For measuring intensity, researchers rely on both objective tools like heart rate monitors (with high-intensity defined as >77% heart rate maximum) and subjective measures like the Rating of Perceived Exertion (RPE) scale 6 .
When it comes to outcomes, the toolkit is diverse because HIMT itself targets multiple fitness domains simultaneously. From blood lactate tests that measure metabolic stress to jump height measurements that assess power output.
The mapping review doesn't just identify problems—it charts a clear path forward for both researchers and fitness professionals.
Researchers should follow established guidelines like CERT to improve reporting rigor 1 . This would allow for meaningful comparisons between studies and more confident conclusions about what works.
The review calls for "actively involv[ing] practitioners in implementation studies to improve ecological validity" 1 . In other words, we need to bridge the gap between laboratory research and real-world application.
Future studies should focus on "outcome measures [that] should be accessible in practice and reflect common training goals of participants" 1 . This means measuring what matters to actual HIMT participants, not just what's easiest to measure in a lab.

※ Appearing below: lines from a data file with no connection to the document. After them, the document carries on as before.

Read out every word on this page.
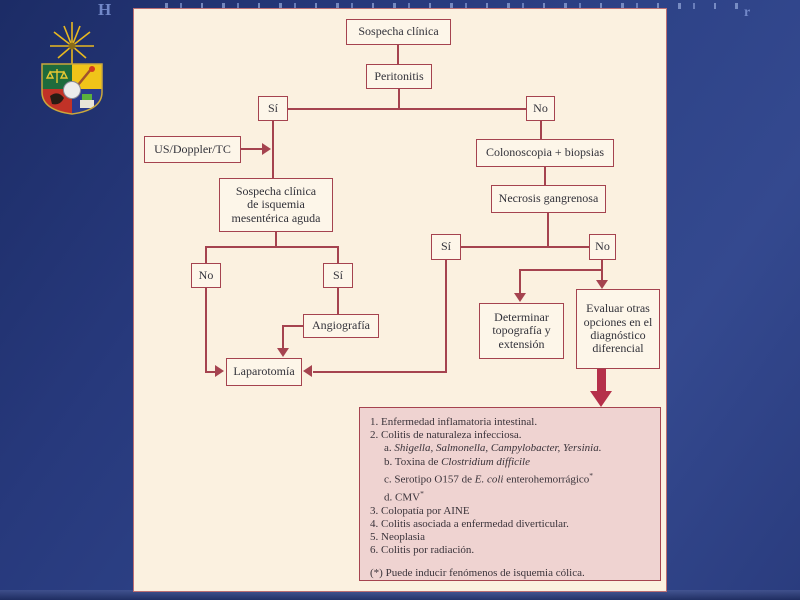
H	r
Sospecha clínica
Peritonitis
Sí	No
US/Doppler/TC
Sospecha clínica
de isquemia
mesentérica aguda
No	Sí
Angiografía
Laparotomía
Colonoscopia + biopsias
Necrosis gangrenosa
Sí	No
Determinar
topografía y
extensión
Evaluar otras
opciones en el
diagnóstico
diferencial
1. Enfermedad inflamatoria intestinal.
2. Colitis de naturaleza infecciosa.
a. Shigella, Salmonella, Campylobacter, Yersinia.
b. Toxina de Clostridium difficile
c. Serotipo O157 de E. coli enterohemorrágico*
d. CMV*
3. Colopatía por AINE
4. Colitis asociada a enfermedad diverticular.
5. Neoplasia
6. Colitis por radiación.
(*) Puede inducir fenómenos de isquemia cólica.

While the research continues to evolve, the current evidence suggests several practical guidelines for those designing or participating in HIMT programs:
Ensure workouts truly meet high-intensity criteria through proper monitoring
Don't get caught up in branded terminology—focus on the fundamental principles of exercise selection, volume, and intensity
Factors like supervision, location, and group dynamics may be as important as the exercises themselves
While HIMT thrives on variation, tracking progress requires some consistency in exercises and measurements
The research also hints at why HIMT has proven so popular despite the scientific uncertainties: it aligns with how people naturally prefer to move. As one research group noted, young people "naturally engage in intermittent activities" and often find high-intensity exercise enjoyable 8 .

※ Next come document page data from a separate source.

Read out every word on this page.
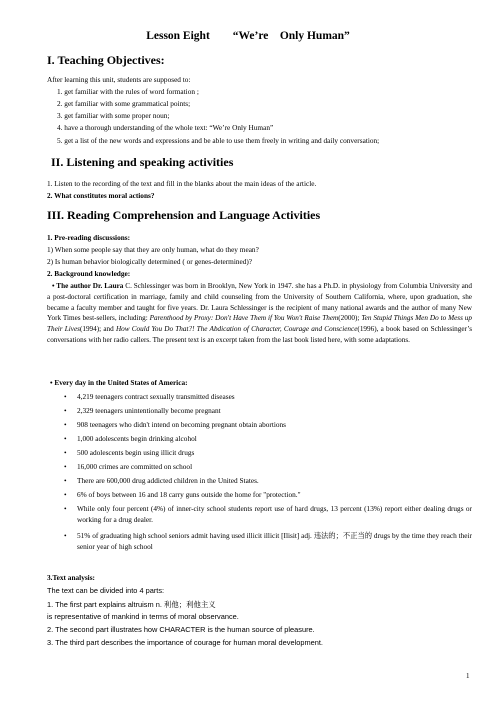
Lesson Eight        “We’re    Only Human”
I. Teaching Objectives:
After learning this unit, students are supposed to:
1. get familiar with the rules of word formation ;
2. get familiar with some grammatical points;
3. get familiar with some proper noun;
4. have a thorough understanding of the whole text: “We’re Only Human”
5. get a list of the new words and expressions and be able to use them freely in writing and daily conversation;
II. Listening and speaking activities
1. Listen to the recording of the text and fill in the blanks about the main ideas of the article.
2. What constitutes moral actions?
III. Reading Comprehension and Language Activities
1. Pre-reading discussions:
1) When some people say that they are only human, what do they mean?
2) Is human behavior biologically determined ( or genes-determined)?
2. Background knowledge:
• The author Dr. Laura C. Schlessinger was born in Brooklyn, New York in 1947. she has a Ph.D. in physiology from Columbia University and a post-doctoral certification in marriage, family and child counseling from the University of Southern California, where, upon graduation, she became a faculty member and taught for five years. Dr. Laura Schlessinger is the recipient of many national awards and the author of many New York Times best-sellers, including: Parenthood by Proxy: Don't Have Them if You Won't Raise Them(2000); Ten Stupid Things Men Do to Mess up Their Lives(1994); and How Could You Do That?! The Abdication of Character, Courage and Conscience(1996), a book based on Schlessinger’s conversations with her radio callers. The present text is an excerpt taken from the last book listed here, with some adaptations.
• Every day in the United States of America:
• 4,219 teenagers contract sexually transmitted diseases
• 2,329 teenagers unintentionally become pregnant
• 908 teenagers who didn't intend on becoming pregnant obtain abortions
• 1,000 adolescents begin drinking alcohol
• 500 adolescents begin using illicit drugs
• 16,000 crimes are committed on school
• There are 600,000 drug addicted children in the United States.
• 6% of boys between 16 and 18 carry guns outside the home for "protection."
• While only four percent (4%) of inner-city school students report use of hard drugs, 13 percent (13%) report either dealing drugs or working for a drug dealer.
• 51% of graduating high school seniors admit having used illicit illicit [Ilisit] adj. 违法的；不正当的 drugs by the time they reach their senior year of high school
3.Text analysis:
The text can be divided into 4 parts:
1. The first part explains altruism n. 利他；利他主义
is representative of mankind in terms of moral observance.
2. The second part illustrates how CHARACTER is the human source of pleasure.
3. The third part describes the importance of courage for human moral development.
1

The systematic mapping review represents a crucial first step in transforming HIMT from a popular trend into an evidence-based training method.
Previous studies have "demonstrated positive effects of HIMT on health and performance outcomes" 1 , including improvements in cardiovascular health, body composition, and muscular fitness 6 .
The enjoyment and motivation associated with HIMT participation 8 suggest it could be a powerful tool for combating the problem of exercise adherence.
In a world where lack of time remains a primary barrier to regular physical activity 9 , time-efficient workouts that people actually enjoy could be transformative for public health.
The HIMT prescription puzzle hasn't been fully solved yet, but we now have the pieces spread out on the table—and researchers are starting to see how they fit together.
As the science progresses, we move closer to being able to consistently prescribe the right combination of exercises, intensity, and volume to help everyone from elite athletes to weekend warriors achieve their fitness goals more efficiently and enjoyably than ever before.